When the King heard his prize elephant was sick, he called in his three wisest counselors to provide advice. They all had multiple certifications from many elephant clinics across the land, and they were not shy about offering their strongly held opinions. The advisor from the Institute of Tusks and Trunks opined that clearly the trunk was infected and perhaps some sanitizing disinfectant (hydroxychloroquine, perhaps?) would help. The second advisor, from the Council of Animal Foot Fungi focused on the elephant’s oversized and darkened toenails, suggesting some radical surgery was in order. Finally, the fellow from the Academy of Acute Animal Acoustics addressed the floppy ear problem convinced the poor elephant couldn’t hear as evidenced by its inability to follow commands. The sad truth is that, even though the King followed the advice of each advisor quite scrupulously, the sick elephant died nevertheless, from a common cold that could have easily been treated, if only the counselors knew two very important things: a part of the elephant is not the whole elephant, and one must know all the ways an elephant can be ill in order to prevent illness and death.
Why is this old story a cyber parable? Because industry, for the most part, treats cyber security as a specific type of illness, for which specialty solutions must be found, rather than look at the organism, or company, as a whole creature with multiple, interacting parts. Note our wise men weren’t wrong, but their testing and detection were incomplete. They could not find all the places on the elephant where compromise and contagion needed to be contained, in part because, as trained specialists they naturally focused on the areas of susceptibility they were trained to detect.
Cyber security has a similar problem. Let’s look at the type of “wise men” that companies often call to treat their cyberproblems: CISOs, CITs/CTOs, Insurers, Regulators, and Cyber Security Vendors, to name just a few. To make matters more complicated, the King from our previous example is not unitary either: there are Boards of Directors, CEOs, C-suite managers, and heads of business unites and countries, who all may be responsible for hiring the wise men. What problem, exactly, is the latter group trying to solve? And if they are focused on fixing a problem, perhaps they have already missed the mark. The key to robust cyber health is to stay focused on the business goals of the enterprise, and determine a regimen involving regular check-ups, reinforcing the healthy precautionary behaviors that lead to vulnerability, either in a single place or of the company as a whole. A weakened, compromised body will eventually sicken and die, but in these cases the actual cause of death is less important than the fact that general cyber immunity was neglected. This holistic approach is the only approach that will consistently prevent a cybercompromise of the entire system. Anything short of this, and we are putting band-aids on systemic vulnerabilities.

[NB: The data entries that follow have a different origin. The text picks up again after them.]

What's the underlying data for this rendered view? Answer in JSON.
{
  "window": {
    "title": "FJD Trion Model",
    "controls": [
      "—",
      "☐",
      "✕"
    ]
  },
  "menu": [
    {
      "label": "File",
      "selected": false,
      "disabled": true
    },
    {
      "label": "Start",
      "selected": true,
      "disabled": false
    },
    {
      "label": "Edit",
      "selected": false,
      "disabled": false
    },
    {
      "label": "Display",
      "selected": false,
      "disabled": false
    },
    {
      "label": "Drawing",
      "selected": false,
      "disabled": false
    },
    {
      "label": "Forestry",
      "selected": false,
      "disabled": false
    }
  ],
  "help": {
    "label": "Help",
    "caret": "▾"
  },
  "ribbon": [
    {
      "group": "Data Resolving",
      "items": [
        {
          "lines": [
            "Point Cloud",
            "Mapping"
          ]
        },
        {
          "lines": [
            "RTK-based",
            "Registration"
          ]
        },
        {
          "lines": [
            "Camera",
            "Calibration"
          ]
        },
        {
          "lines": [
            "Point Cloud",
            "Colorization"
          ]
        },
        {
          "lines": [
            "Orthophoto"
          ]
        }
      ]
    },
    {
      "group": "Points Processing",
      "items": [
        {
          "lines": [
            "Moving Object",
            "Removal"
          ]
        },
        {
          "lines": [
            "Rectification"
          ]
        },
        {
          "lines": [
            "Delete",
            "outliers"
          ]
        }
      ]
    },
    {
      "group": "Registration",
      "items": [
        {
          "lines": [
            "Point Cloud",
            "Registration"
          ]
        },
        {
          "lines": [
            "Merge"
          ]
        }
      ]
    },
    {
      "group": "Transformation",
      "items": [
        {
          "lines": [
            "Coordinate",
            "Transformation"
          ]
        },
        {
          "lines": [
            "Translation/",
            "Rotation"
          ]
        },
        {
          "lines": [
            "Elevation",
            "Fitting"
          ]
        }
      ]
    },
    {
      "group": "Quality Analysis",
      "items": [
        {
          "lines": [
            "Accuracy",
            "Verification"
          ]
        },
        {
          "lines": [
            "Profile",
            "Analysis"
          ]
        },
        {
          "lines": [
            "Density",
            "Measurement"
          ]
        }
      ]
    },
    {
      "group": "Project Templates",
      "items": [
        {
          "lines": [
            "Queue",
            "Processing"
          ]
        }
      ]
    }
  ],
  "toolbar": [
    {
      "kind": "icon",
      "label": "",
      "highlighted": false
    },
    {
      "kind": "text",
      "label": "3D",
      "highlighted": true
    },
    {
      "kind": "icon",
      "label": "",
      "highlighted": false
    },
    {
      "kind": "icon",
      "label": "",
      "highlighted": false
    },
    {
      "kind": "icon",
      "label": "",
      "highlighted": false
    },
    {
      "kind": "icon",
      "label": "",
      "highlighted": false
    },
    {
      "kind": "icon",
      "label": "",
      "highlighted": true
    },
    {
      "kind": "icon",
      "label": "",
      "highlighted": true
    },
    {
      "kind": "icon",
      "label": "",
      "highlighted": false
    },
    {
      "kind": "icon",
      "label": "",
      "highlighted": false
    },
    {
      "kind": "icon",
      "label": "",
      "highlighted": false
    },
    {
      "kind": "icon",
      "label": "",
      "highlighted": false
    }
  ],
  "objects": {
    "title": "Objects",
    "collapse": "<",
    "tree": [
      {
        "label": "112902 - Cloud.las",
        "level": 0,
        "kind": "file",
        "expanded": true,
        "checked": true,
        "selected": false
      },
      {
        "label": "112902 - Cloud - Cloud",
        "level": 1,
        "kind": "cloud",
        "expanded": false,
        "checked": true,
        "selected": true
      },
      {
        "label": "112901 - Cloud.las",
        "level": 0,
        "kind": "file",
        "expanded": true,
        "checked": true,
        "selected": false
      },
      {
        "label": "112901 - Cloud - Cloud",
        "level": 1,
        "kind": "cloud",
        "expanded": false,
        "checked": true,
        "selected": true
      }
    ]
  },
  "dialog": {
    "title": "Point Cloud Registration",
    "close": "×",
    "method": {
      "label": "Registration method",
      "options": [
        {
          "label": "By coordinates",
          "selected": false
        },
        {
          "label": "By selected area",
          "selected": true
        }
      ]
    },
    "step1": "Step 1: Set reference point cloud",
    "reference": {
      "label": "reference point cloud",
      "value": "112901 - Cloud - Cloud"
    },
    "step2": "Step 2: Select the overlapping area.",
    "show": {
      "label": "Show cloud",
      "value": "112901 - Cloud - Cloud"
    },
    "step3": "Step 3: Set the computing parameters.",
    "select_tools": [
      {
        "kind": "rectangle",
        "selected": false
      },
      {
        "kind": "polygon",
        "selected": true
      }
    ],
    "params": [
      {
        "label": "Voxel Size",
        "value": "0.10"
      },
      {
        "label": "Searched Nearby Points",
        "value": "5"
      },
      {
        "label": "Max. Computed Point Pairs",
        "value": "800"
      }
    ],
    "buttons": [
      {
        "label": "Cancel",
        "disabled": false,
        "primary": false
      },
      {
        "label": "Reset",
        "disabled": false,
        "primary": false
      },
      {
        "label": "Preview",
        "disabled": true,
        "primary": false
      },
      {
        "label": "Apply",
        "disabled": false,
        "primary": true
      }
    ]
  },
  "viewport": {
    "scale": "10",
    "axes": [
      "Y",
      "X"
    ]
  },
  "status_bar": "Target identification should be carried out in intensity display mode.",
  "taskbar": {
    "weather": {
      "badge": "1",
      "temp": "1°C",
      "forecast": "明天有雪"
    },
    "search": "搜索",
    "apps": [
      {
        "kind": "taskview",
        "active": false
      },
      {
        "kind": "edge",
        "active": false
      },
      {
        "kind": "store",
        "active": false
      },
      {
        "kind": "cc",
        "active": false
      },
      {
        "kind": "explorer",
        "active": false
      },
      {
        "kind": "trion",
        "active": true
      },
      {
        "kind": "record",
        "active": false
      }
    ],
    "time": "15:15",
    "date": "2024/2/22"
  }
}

Traditionally, CITs (Chiefs of Information Technology) or CTOs (Chief Technology Officers) were the first line of defense, when cyber security was thought to be “just” a technology problem. As technology has pervaded every aspect of a company’s existence, the CIT has too many responsibilities and demands to be able to address this type of vulnerability consistently. More to the point, however, he may not even have the language, or conceptual tools, to fully appreciate the problem. Similarly, with insurance professionals, regulators, and cyber security vendors: they know their world quite well and can speak to it expertly – but do they have the interest, ability, and will to address the whole organism in all its complexity. The answer is, usually not. To make matters worse, they are often financially incentivized to stay focused on their single, proprietary solution.
The CISO (Chief Information Security Officer) comes closest to understanding the whole cyber security threat. He or she should have the tools, the language, and the access to top management, in order to view the company-as-a-whole. There is an interesting parallel here in the field of medicine. The practice of medicine became so specialized that, in some hospitals, every single problem a patient had required a new specialist to treat it. Eventually, the role of “hospitalist” was necessary to bridge the input of multiple specialists without losing sight of the patient-as-a-whole. Their job, at least in part, was to ensure that the patient survived the treatments recommended by specialists. A critical part of the role required the ability to speak to patients, family, other doctors, and administrators to translate for all the players. Administrators wanted to know about treatment codes so they could bill, patients wanted to know what they could do to get better, family wanted to know when to get ready for the patient to come home, and the doctors wanted to know if their treatments were successful so they could go on to the next patient.
In businesses, there is more opportunity for alignment at the top. Boards are usually aligned with the CEO, who in turn ensures his C-suite is aligned to the corporate vision. This alignment enables a CISO to have line of sight with her CEO and Board, to ensure the company, from a holistic standpoint, is being treated properly. There is often a natural tension between the CISO and CIT, but this can be positive, an internal system of checks and balances to ensure the health of the company.
The broadest approach to cyberimmunity requires looking at the company as an organism. A piecemeal approach to cyber health, like the patient who only consults specialists but never visits the General Practitioner, will always be inadequate. A regular, general check-up, followed up by specialists if need be, is the only way to keep this organism healthy, and problem-free.